Die Entscheidung des OVG Bautzen ist eine Farce!

Freitag, 29. Oktober 2010

Das Netzwerk Welterbebewegung Dresden erklärt zur gestern bekannt gegebenen Entscheidung des OVG Bautzen hinsichtlich des nun möglichen Einschwimmens des Brückenbogens der Waldschlösschenbrücke (WSB):

Die Entscheidung des OVG in Bautzen ist eine Farce. Seit 2006 steht die Entscheidung im Hauptsachverfahren zur Rechtmäßigkeit der Planfeststellung zur WSB aus. Seit 2006, also zu einer Zeit, als noch keine Betonfundamente gegossen waren, wird diese Entscheidung bewusst verzögert!

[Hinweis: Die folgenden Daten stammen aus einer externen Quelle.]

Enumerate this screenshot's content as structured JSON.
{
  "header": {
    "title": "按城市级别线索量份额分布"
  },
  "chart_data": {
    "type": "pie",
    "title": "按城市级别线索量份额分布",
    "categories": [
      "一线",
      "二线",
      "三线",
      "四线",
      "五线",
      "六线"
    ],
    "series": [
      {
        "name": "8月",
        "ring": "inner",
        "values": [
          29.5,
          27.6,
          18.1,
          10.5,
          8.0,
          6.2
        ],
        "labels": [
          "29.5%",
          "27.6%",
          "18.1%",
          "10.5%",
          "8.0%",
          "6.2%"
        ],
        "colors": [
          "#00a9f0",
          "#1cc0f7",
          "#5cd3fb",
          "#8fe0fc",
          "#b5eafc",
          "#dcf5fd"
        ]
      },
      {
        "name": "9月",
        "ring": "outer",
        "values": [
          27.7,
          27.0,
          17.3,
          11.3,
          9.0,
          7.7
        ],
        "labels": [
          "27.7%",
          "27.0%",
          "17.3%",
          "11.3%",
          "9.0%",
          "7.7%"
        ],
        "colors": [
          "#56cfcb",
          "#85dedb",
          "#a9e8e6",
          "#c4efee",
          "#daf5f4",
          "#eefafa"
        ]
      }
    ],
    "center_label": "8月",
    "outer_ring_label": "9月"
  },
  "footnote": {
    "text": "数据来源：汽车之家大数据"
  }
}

Die drei klagenden Naturschutzverbände versuchten nun mittels eines Eilverfahrens einen Baustopp für das Einschwimmen des Brückenbogens zu erreichen, um noch vor der physischen Fertigstellung der WSB die Rechtmäßigkeit der Planfeststellung im Hinblick auf Naturschutzbelange zu klären. Mit dem aktuellen Urteil wurde ihnen dies unmöglich gemacht, da das OVG Bautzen das „öffentliche Interesse an der Fertigstellung der WSB höher bewertet“ als die Klärung der Rechtmäßigkeit des Brückenbaues. Das bedeutet: Obwohl noch nicht festgestellt ist, ob der Planfeststellungsbeschluss zur WSB rechtmäßig ist, wird die WSB errichtet. Das heißt im Klartext: In Sachsen können Bauwerke auch widerrechtlich errichtet werden, wenn man nur die politische Macht hat, dies durchzusetzen.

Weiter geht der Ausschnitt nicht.